Ребёночек у Евы в животе — это была не единственная новость у нас в доме. Много было всяких перемен с тех пор, как я вернулся. Оскар привёл в порядок квартиру, наклеил новые обои, уничтожив все следы нашего со Стаффаном «ремонта», поменял линолеум и покрасил кухонный шкаф. Да он и сам переменился. Он, правда, никогда уже не хохотал, как раньше, но настроение у него было бодрое, и он не сидел без дела.
Иногда к Оскару с Евой приходили их товарищи по работе. Они засиживались со своими разговорами до поздней ночи и всё чего-то там обсуждали. Что надо наконец действовать. Что дальше так продолжаться не может. В общем, про забастовку.
— Ну вот, — сказала Ева, — на сегодня с лечением, слава богу, покончено.
Она закрутила пробку на склянке с лекарством. На этикетке я нарисовал череп с костями и написал: «ОСТОРОЖНО! ТОЛЬКО ДЛЯ ГЛОТАТЕЛЕЙ ОГНЯ». Этот жидкий огонь должен был растопить последние остатки ледяной пробки у меня в горле.

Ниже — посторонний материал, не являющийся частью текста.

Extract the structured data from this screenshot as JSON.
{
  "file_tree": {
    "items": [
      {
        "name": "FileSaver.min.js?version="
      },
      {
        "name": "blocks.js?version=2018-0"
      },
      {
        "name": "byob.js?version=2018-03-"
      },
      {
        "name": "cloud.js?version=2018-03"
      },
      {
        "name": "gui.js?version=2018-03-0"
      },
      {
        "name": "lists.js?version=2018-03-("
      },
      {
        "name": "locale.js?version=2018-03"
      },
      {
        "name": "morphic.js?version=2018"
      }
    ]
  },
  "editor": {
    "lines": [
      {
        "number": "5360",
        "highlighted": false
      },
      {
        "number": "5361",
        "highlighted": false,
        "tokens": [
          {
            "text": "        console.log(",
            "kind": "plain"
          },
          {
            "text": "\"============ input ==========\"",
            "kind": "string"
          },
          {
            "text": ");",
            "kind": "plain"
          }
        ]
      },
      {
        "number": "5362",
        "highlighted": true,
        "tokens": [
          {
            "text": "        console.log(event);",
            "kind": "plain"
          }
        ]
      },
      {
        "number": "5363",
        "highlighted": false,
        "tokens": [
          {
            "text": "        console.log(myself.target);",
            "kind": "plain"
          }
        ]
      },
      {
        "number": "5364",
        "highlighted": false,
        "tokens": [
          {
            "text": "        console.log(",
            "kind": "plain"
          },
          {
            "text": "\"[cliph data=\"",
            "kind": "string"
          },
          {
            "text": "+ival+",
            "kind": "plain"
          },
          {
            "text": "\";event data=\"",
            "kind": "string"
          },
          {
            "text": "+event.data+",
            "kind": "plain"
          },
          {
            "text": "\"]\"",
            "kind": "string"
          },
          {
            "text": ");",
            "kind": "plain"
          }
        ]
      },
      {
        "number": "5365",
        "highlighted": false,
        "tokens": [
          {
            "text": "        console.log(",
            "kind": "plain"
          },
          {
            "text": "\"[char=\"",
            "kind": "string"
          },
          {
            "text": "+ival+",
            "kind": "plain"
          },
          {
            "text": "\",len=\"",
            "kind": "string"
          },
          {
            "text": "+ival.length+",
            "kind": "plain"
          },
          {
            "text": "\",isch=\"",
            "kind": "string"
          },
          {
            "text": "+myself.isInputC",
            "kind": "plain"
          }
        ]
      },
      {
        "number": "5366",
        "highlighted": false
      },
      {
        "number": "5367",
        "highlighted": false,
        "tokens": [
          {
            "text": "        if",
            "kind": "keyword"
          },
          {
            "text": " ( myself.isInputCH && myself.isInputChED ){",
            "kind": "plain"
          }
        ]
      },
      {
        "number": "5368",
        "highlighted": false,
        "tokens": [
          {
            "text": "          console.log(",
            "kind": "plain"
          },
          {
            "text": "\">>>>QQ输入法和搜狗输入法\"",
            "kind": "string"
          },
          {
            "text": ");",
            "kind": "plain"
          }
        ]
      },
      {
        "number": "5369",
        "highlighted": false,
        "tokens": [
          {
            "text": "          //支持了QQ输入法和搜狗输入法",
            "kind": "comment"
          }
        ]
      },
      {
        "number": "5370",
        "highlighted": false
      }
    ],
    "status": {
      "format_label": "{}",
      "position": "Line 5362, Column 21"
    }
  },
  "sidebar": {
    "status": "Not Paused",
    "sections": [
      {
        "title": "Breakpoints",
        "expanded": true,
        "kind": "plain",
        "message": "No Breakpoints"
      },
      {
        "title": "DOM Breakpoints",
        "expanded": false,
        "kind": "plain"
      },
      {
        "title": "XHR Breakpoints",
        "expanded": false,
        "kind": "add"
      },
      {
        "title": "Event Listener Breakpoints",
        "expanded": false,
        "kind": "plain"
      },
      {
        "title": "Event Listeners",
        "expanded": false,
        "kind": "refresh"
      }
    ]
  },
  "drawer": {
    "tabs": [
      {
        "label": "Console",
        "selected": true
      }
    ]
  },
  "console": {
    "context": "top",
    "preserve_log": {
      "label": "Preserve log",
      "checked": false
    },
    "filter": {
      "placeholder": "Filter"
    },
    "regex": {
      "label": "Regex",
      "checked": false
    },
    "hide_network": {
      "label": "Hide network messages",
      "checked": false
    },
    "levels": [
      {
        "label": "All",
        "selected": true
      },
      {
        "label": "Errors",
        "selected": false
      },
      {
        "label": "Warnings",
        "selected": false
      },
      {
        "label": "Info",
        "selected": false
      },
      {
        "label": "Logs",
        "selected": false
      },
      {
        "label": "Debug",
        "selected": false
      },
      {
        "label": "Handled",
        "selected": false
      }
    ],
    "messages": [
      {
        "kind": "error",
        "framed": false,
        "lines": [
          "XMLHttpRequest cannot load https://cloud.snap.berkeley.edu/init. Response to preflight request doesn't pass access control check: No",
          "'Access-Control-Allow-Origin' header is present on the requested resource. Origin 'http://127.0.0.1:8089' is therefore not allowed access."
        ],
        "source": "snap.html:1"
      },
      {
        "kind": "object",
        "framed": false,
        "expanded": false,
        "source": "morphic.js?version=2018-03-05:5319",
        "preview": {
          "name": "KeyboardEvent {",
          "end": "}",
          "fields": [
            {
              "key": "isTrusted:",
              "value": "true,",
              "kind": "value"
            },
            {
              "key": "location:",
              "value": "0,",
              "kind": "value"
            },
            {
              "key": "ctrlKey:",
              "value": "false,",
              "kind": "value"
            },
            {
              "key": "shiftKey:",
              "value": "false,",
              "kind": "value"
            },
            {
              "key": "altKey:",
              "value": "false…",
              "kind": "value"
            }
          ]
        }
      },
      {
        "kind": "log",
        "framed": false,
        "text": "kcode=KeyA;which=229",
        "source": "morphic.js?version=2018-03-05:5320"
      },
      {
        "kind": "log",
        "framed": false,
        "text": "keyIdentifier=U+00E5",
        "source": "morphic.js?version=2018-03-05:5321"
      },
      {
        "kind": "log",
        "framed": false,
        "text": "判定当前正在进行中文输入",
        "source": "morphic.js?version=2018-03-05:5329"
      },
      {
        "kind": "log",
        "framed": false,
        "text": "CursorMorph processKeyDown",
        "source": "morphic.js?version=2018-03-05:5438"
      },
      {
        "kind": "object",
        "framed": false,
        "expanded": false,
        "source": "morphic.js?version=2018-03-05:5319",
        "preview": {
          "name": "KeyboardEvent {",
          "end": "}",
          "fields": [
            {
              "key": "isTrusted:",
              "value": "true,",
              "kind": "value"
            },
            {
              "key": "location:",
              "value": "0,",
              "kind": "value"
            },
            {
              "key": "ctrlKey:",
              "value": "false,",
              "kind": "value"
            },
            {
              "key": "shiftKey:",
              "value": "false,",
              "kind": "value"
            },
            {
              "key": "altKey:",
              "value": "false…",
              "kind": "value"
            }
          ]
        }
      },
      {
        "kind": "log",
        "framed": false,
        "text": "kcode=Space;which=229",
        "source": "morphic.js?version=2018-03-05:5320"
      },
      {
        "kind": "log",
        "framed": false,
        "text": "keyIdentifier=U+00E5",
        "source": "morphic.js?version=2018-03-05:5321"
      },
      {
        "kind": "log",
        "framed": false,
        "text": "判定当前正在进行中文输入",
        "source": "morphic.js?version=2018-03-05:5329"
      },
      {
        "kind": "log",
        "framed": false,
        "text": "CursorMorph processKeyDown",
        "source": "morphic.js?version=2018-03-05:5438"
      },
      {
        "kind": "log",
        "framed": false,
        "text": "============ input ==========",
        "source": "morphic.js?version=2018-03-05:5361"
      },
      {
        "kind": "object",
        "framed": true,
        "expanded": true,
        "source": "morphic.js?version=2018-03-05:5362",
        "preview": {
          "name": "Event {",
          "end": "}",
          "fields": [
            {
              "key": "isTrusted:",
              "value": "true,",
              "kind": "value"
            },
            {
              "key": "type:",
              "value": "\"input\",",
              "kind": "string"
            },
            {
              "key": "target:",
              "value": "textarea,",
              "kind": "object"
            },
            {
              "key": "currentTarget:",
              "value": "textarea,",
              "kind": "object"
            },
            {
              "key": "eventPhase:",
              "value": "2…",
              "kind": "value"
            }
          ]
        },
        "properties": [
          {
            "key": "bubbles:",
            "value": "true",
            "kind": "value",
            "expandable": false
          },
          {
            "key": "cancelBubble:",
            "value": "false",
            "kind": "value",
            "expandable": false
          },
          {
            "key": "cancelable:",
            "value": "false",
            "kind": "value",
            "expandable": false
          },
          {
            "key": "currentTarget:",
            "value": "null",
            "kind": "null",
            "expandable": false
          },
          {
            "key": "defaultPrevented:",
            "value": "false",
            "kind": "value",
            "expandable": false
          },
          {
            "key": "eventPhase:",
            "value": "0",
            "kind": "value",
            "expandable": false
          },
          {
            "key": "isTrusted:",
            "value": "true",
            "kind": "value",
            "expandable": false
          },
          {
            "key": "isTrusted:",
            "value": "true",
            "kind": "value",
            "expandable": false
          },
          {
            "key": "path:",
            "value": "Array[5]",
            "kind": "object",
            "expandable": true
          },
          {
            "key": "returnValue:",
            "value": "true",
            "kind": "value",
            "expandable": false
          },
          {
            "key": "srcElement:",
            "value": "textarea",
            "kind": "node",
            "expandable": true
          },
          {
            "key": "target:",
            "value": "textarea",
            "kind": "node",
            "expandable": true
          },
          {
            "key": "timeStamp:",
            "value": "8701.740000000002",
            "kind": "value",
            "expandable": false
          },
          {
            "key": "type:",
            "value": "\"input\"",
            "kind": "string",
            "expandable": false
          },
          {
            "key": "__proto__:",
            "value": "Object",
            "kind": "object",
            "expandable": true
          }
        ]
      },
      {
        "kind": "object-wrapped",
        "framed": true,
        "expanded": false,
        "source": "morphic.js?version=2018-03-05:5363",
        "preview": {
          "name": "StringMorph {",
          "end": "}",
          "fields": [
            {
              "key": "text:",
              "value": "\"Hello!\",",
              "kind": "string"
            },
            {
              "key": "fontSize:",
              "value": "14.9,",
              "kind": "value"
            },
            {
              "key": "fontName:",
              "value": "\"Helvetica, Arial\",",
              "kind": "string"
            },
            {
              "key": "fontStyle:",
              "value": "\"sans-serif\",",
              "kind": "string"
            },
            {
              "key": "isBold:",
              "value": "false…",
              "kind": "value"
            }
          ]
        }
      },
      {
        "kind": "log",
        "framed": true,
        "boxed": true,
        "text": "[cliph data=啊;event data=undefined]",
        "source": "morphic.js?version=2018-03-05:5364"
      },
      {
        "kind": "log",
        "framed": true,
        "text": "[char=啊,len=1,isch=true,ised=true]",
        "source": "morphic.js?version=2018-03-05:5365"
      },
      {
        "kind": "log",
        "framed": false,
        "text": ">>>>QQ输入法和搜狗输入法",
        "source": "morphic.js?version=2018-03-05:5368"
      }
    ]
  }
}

— Я сбегаю на минутку к Стаффану, — сказал я. — Надо подышать свежим воздухом, чтобы выветрился этот вкус.
В первый раз после болезни я вышел из дома. До сих пор я ещё не выходил на улицу. Мне не терпелось поболтать со Стаффаном и рассказать ему, что Оскар пообещал взять нас на рыбалку. Я уж намолчался за свою болезнь. Да и вопросов у меня накопилась уйма. Как там дела с дрессировкой поросёнка? И как с нашими планами насчёт того, чтобы показать его на выставке собак? Успеваем ли мы?
— Ты уже встал? — удивился Стаффан, когда я влез к нему в окошко и устроился между каким-то наполовину разобранным допотопным граммофоном с трубой и продранной качалкой. — Уже здоров, что ли?
— Ничего я не здоров, ещё как болен, — простонал я. — Я, наверно, скоро умру. Вот пришёл попрощаться. У меня малярия, воспаление уха, дифтерит и мигрень.
— Ты что, дурак? — ухмыльнулся Стаффан. — Поздравляло вас с благополучным возвращением в компанию живых! Угостить вас, мой хилый друг, лимонадиком?
Он вышел на кухню и принёс бутылки и стаканы. И я стал рассказывать ему про свой побег и все приключения. В некоторых местах Стаффан прямо помирал со смеху. И я тоже хохотал. Надо же: теперь мне было только смешно, а ведь тогда мне было не до смеха. Теперь это позади, подумал я. Теперь уж я такого больше не испугаюсь. Значит, и я тоже переменился.